Information Retrieval and Web Search course project at Concordia University - professor by Dr. Sabine Bergler.
This assignment has 3 stages: P1, P2, and P3.
Python>=3.8 is used as a programming language for this project due to its compatibility with natural language processing tasks, facilitated by the NLTK package.
Project 1 (P1): Text Preprocessing and Proofreading
- Utilize NLTK for text preprocessing, which involves tasks like tokenization and stemming.
- Proofread and ensure the quality of the processed text data.
Project 2 (P2): Indexing and Query Processing
- Implement a naive indexer for indexing documents.
- Develop a mechanism for processing single-term queries.
- Apply lossy dictionary compression techniques to create a compressed indexer.
Project 3 (P3): Performance Analysis and Search Engine Implementation
- Compile and measure the execution time required for constructing both the naive indexer and the SPIMI (Single Pass In-Memory Indexing) indexer.
- Utilize the SPIMI indexer to implement two search engines:
- A Ranked BM25 search engine, which ranks search results based on relevance using the BM25 algorithm.
- An Unranked Boolean search engine, which performs basic Boolean (AND, OR, NOT) queries.
- Reuter’s Corpus "Reuters-21578"
(Visit Original Website)
In this project, pypy3 is used as Python3 executable.

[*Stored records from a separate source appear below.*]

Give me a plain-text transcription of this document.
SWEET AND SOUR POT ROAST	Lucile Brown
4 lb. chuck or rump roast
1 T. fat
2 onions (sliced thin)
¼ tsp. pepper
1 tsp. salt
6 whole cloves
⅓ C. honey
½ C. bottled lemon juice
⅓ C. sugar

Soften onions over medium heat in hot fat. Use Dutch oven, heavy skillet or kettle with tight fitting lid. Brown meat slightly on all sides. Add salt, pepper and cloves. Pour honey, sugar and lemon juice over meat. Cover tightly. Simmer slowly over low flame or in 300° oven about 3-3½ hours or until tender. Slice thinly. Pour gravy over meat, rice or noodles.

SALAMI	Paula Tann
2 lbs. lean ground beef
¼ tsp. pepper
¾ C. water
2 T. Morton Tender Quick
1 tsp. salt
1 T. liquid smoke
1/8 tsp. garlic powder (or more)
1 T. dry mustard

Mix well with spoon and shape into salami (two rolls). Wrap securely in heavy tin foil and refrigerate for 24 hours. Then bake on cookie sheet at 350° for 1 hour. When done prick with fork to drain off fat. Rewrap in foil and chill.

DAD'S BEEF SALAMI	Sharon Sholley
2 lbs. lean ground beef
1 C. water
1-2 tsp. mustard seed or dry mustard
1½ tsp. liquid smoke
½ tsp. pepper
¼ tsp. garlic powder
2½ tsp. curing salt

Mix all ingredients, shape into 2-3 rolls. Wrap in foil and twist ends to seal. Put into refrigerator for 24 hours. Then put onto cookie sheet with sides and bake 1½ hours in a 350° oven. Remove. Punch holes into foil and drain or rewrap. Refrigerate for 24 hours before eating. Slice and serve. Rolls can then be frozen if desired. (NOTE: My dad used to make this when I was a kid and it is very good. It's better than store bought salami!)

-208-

Pypy3 serves as a substitute for the native Python3 interpreter due to its superior runtime performance. Given that these projects involve processing an extensive volume of large files through iterative operations, opting for pypy3 as an alternative interpreter was a highly efficient decision.
$ brew install pypy3
$ pypy3 -m pip install virtualenv
$ pypy3 -m virtualenv pypy3-env
$ cd ~/pypy3-venv/
then $ . bin/activate